By Haruna Abdullahi Haruspice
Peace is where the heart lies, a treasure more valuable than riches, more sacred than fame, with peace of mind you can conquer the world.
Across the world, you’ll find wealthy men and glittering celebrities forfeiting fortunes, signing away empires, all for one thing — a chance to breathe freely again. Because at the end of the day, wealth, beauty, and status mean nothing if the soul is in chains. Peace of mind is life’s greatest fortress. And sometimes, love alone isn’t enough to build it.
The heartbreaking saga of Innocent “Tuface” Idibia and his estranged wife Annie Macaulay is a living testament to this brutal truth. Annie was the woman who stayed — through thick and thin, through the days of empty pockets and broken dreams. She drank garri with him in dingy rooms, slept under leaking roofs, and watched him stumble towards stardom. She bore his children, endured the noise of his fame, and forgave him for sins that would have broken other women.
But she forgot the most important gift a woman can give a man – peace.
There’s only so much a man can endure before he starts to fade. Tuface didn’t lose himself in the studio or on stage — he lost himself at home, the moment he said “I do” to a woman who loved him but couldn’t set him free.
From a supportive wife, Annie slowly became a commanding mother- acting like Patience Ozokwu in movies, a keeper, a warden. The loving arms that once soothed him now smothered him. The soft words that once built him up became sharp reminders of his failures.
“I was with him when he was nobody! I ate garri with him! I slept in one room with his friends breathing down my neck! No one deserves him but me!”
Annie’s cries filled the house, but they also hollowed Tuface’s heart. Because nothing cripples a man faster than being chained to the memories of his own inadequacy.
And then, as life would have it, a new name emerged – Natasha. In her arms, Tuface didn’t just find love — he found peace.
The day Annie shut Tuface’s brothers out of their home, she unknowingly slammed the door on her marriage. In the African man’s heart, family is non-negotiable. A man may quarrel with his siblings behind closed doors, but to banish them from his home? That is treason of the alekwu.
She may have won battles within the house — silencing critics, enforcing boundaries — but she lost the soul of the man she fought so hard to keep.
In Idoma tradition, the wife of the first son becomes the second matriarch, stepping into the sacred shoes of the family’s mother.
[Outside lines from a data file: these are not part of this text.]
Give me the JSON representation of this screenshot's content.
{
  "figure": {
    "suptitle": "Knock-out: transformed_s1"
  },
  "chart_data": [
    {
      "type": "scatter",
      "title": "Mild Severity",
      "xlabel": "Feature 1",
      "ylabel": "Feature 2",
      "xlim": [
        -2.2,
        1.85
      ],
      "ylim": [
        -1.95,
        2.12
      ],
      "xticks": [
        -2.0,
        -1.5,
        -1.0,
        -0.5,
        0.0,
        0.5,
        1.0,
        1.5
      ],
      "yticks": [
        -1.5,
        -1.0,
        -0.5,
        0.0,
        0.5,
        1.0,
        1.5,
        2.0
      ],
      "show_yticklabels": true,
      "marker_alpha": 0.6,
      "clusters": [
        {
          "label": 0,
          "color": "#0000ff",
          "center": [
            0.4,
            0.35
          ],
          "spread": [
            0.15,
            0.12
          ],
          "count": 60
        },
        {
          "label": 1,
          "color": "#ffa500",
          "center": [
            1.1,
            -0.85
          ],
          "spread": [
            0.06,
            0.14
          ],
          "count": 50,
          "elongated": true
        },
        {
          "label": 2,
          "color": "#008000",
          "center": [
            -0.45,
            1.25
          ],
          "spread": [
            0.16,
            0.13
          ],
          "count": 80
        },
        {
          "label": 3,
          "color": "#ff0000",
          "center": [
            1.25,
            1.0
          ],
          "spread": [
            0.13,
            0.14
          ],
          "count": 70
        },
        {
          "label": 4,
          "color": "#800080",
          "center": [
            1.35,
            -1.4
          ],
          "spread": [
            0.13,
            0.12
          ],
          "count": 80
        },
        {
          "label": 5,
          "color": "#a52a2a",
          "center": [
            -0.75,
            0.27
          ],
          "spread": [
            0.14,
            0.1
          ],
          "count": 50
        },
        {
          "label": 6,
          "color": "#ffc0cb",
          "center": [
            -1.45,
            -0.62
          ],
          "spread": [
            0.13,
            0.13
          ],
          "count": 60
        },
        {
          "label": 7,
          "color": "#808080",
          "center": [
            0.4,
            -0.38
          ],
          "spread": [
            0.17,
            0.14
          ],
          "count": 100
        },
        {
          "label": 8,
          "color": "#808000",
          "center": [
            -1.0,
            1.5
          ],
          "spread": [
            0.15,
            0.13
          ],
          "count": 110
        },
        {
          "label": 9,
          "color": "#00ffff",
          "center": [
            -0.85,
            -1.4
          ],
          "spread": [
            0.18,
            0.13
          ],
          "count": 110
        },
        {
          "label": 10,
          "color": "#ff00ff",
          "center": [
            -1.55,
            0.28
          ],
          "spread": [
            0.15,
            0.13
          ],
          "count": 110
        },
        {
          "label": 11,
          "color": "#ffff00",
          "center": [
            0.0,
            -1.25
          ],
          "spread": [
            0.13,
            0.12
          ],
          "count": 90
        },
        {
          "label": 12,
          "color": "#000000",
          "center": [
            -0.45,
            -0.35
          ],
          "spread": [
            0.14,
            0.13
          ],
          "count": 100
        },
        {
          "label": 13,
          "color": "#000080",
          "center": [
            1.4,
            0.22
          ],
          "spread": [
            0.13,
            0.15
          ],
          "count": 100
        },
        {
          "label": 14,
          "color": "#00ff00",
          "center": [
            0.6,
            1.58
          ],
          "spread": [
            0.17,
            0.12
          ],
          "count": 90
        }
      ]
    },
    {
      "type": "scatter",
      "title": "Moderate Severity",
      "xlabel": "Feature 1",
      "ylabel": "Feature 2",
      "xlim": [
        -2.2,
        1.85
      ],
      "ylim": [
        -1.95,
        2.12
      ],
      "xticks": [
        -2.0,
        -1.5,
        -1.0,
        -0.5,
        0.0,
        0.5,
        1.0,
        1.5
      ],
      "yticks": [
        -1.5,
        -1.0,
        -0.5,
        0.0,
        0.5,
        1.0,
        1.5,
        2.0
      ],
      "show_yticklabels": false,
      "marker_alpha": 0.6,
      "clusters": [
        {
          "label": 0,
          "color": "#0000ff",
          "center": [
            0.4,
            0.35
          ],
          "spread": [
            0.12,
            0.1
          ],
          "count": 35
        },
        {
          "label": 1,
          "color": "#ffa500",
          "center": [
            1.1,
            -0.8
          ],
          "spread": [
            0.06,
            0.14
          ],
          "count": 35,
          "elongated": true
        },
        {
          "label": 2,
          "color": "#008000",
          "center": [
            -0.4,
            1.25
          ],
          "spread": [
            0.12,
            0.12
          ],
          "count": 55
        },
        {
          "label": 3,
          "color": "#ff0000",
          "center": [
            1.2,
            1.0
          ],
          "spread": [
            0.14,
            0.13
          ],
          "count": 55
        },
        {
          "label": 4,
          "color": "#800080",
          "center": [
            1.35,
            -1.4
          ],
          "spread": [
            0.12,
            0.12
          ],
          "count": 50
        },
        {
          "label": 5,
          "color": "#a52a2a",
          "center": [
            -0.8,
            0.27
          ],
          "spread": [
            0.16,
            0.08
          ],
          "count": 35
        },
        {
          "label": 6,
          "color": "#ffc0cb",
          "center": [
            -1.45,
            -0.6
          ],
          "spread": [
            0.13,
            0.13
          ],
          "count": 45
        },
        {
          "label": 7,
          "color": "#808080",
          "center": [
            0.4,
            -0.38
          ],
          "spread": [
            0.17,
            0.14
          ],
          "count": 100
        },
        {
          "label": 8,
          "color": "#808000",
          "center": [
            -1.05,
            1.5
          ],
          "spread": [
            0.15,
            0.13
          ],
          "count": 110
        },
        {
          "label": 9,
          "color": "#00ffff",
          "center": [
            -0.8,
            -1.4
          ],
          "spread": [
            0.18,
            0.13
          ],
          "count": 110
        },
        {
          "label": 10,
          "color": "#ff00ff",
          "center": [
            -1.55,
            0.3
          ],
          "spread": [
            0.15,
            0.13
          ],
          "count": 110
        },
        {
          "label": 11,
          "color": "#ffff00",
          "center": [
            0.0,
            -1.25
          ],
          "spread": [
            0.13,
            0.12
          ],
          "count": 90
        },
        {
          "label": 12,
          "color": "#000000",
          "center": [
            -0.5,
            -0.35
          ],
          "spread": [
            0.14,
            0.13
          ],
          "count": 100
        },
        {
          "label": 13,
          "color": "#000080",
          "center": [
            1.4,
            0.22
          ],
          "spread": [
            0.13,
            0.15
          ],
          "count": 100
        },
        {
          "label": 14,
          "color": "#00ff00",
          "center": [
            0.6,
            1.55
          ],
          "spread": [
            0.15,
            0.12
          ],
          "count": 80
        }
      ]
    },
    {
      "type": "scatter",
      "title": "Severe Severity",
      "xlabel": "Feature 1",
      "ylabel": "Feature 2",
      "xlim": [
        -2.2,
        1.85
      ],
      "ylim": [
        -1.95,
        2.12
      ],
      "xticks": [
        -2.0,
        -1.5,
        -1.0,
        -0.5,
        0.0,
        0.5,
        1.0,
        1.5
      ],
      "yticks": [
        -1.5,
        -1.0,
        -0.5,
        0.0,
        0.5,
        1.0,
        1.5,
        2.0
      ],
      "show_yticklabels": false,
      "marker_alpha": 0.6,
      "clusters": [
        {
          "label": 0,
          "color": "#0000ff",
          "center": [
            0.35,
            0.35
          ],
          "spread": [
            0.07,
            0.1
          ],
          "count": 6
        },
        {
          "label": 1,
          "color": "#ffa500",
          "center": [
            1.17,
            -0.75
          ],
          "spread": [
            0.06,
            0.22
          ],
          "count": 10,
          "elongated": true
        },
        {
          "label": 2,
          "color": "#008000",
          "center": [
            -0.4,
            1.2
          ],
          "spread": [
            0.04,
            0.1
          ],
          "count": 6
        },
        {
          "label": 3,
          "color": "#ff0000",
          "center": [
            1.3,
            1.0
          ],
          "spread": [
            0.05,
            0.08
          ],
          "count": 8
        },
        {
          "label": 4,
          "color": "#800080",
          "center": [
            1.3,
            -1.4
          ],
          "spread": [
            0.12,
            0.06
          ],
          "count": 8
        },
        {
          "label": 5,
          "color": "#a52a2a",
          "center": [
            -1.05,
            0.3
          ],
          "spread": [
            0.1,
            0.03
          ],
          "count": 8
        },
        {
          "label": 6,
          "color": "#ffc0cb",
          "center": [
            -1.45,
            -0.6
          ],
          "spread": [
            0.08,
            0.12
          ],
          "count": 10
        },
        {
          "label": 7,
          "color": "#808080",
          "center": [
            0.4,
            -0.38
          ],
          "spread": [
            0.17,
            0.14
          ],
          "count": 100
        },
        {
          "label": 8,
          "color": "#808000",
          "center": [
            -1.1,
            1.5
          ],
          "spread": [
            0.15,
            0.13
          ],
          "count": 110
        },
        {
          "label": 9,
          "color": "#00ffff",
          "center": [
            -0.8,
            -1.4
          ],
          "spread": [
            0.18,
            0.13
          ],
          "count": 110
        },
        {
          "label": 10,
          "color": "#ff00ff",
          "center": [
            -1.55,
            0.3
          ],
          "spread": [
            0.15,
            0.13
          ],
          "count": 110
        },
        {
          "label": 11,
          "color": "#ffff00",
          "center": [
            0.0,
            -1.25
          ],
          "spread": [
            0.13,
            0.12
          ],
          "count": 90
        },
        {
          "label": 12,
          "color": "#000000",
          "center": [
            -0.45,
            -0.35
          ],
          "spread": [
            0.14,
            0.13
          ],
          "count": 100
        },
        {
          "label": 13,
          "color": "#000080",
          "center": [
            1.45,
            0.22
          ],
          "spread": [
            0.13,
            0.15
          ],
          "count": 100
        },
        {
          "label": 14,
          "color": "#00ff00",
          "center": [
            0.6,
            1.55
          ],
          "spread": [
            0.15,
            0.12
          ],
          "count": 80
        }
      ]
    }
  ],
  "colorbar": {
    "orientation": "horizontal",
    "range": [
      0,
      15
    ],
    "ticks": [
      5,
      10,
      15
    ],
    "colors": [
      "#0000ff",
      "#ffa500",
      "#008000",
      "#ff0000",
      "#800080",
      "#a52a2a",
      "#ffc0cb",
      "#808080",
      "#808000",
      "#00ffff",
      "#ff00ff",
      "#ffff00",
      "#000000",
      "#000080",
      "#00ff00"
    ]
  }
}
Annie had the chance to become the Queen of the Idibia dynasty. She had the beauty, the loyalty, the history — but she failed to master the ancient art of peacekeeping.
In giving Tuface everything but peace, she gave him every reason to leave. And now, the world watches.
Will Tuface find lasting peace with Natasha? Or will he, like the restless river, flow onward to Enenu, or Chidera, or perhaps another woman who offers him the freedom his soul craves?
Only time will tell.
But one truth is written in stone- Without peace, love will eventually crumble. Without peace, even kings will abandon their thrones- like Tuface did.